# Middleware in LangChain Agents

**Purpose:**  
Explain how middleware intercepts and augments agent execution, and demonstrate built-in middleware for summarization and human-in-the-loop control.

## Middleware

Middleware is a composable interception layer that runs inside the agent execution loop.  
It can observe, modify, pause, or terminate execution between planning, tool calls, and responses.

Common use cases:
- Logging, tracing, analytics, and debugging
- Prompt or message transformation
- Retries, fallbacks, and early termination
- Guardrails (rate limits, PII detection, policy checks)
- Human approval workflows

In [2]:
import os
from dotenv import load_dotenv

load_dotenv()
os.environ["GROQ_API_KEY"] = os.getenv("GROQ_API_KEY")

## Summarization middleware

SummarizationMiddleware automatically compresses older conversation history when a size threshold is reached.
It preserves recent messages and replaces older ones with a summary.

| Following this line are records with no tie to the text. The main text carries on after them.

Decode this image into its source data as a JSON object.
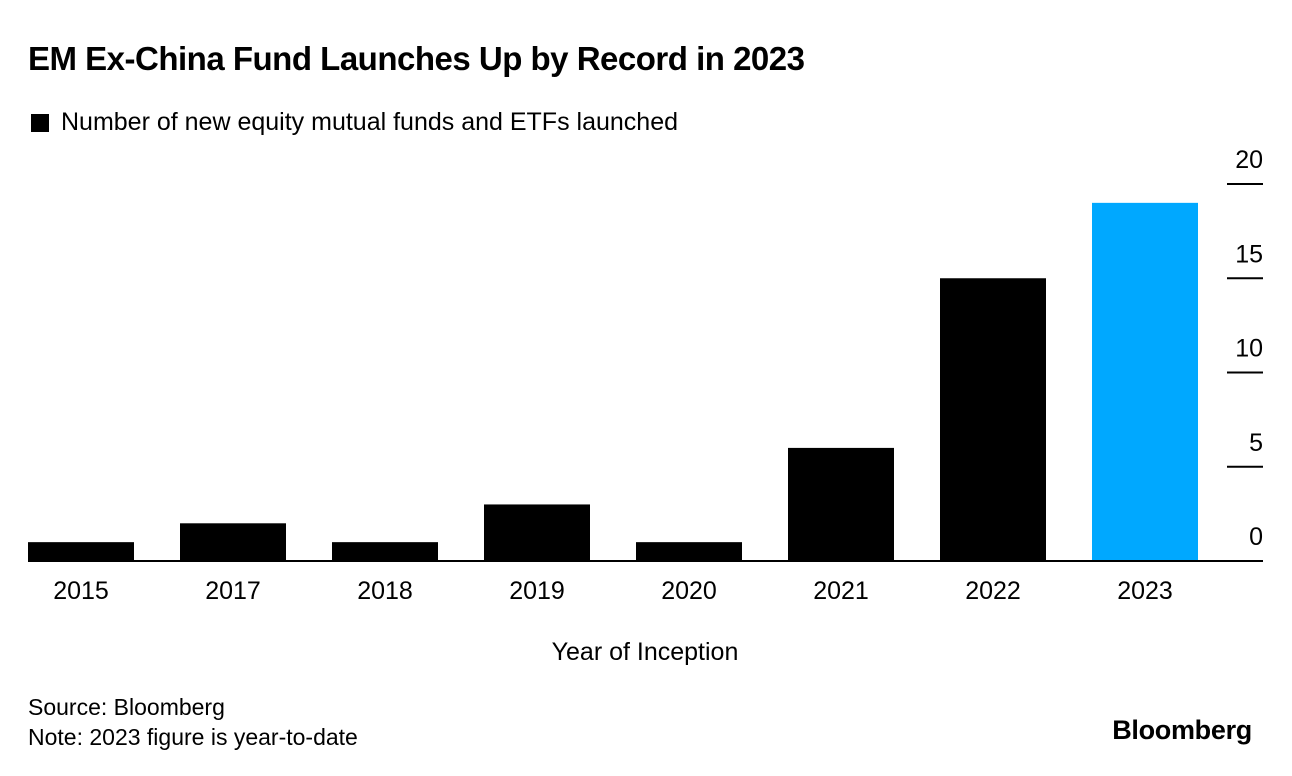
{
  "chart_data": {
    "type": "bar",
    "title": "EM Ex-China Fund Launches Up by Record in 2023",
    "legend": [
      "Number of new equity mutual funds and ETFs launched"
    ],
    "legend_position": "top-left",
    "categories": [
      "2015",
      "2017",
      "2018",
      "2019",
      "2020",
      "2021",
      "2022",
      "2023"
    ],
    "values": [
      1,
      2,
      1,
      3,
      1,
      6,
      15,
      19
    ],
    "xlabel": "Year of Inception",
    "ylabel": "",
    "ylim": [
      0,
      20
    ],
    "yticks": [
      "0",
      "5",
      "10",
      "15",
      "20"
    ],
    "y_axis_side": "right",
    "grid": false,
    "colors": {
      "default_bar": "#000000",
      "highlight_bar": "#00a8ff",
      "highlight_category": "2023"
    }
  },
  "footer": {
    "source": "Source: Bloomberg",
    "note": "Note: 2023 figure is year-to-date"
  },
  "brand": {
    "logo": "Bloomberg"
  }
}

Trigger and keep policies can be defined in:
- message count,
- token count,
- fraction of model context window.

In [3]:
from langchain.agents import create_agent
from langchain.agents.middleware import SummarizationMiddleware
from langgraph.checkpoint.memory import InMemorySaver
from langchain_core.messages import HumanMessage

In [4]:
# Message-count-based summarization
from langchain.agents import create_agent
from langchain.agents.middleware import SummarizationMiddleware
from langchain_groq import ChatGroq
from langgraph.checkpoint.memory import InMemorySaver

# Initialize Groq LLM
llm = ChatGroq(
    api_key=os.getenv("GROQ_API_KEY"),
    model= "openai/gpt-oss-20b",
    temperature=0
)

agent = create_agent(
    model=llm,
    checkpointer=InMemorySaver(),
    middleware=[
        SummarizationMiddleware(
            model=llm,
            trigger=("messages", 10),
            keep=("messages", 4),
        )
    ],
)

config = {"configurable": {"thread_id": "test-1"}}

In [5]:
questions = [
    "What is 2+2?",
    "What is 10*5?",
    "What is 100/4?",
    "What is 15-7?",
    "What is 3*3?",
    "What is 4*4?",
]

for q in questions:
    response = agent.invoke({"messages": [HumanMessage(content=q)]}, config)
    print(f"Messages: {len(response['messages'])}")

Messages: 2
Messages: 4
Messages: 6
Messages: 8
Messages: 10
Messages: 6


## Token-based summarization

Token-based thresholds allow control relative to provider limits and cost constraints.

In [4]:
from langchain_core.tools import tool

@tool
def search_hotels(city: str) -> str:
    """Returns a long response to intentionally increase token usage."""
    return f"""Hotels in {city}:
    1. Grand Hotel - 5 star, $350/night
    2. City Inn - 4 star, $180/night
    3. Budget Stay - 3 star, $75/night"""


In [6]:
# Initialize Groq LLM
from langchain_groq import ChatGroq

llm = ChatGroq(
    api_key=os.getenv("GROQ_API_KEY"),
    model= "openai/gpt-oss-20b",
    temperature=0
)

agent = create_agent(
    model= llm,
    tools=[search_hotels],
    checkpointer=InMemorySaver(),
    middleware=[
        SummarizationMiddleware(
            model= llm,
            trigger=("tokens", 550),
            keep=("tokens", 200),
        )
    ],
)

config = {"configurable": {"thread_id": "test-2"}}


In [7]:
def count_tokens(messages):
    return sum(len(str(m.content)) for m in messages) // 4

cities = ["Paris", "London", "Tokyo", "New York", "Dubai", "Singapore"]

for city in cities:
    response = agent.invoke({"messages": [HumanMessage(content=f"Find hotels in {city}")]}, config)
    tokens = count_tokens(response["messages"])
    print(f"{city}: ~{tokens} tokens, {len(response['messages'])} messages")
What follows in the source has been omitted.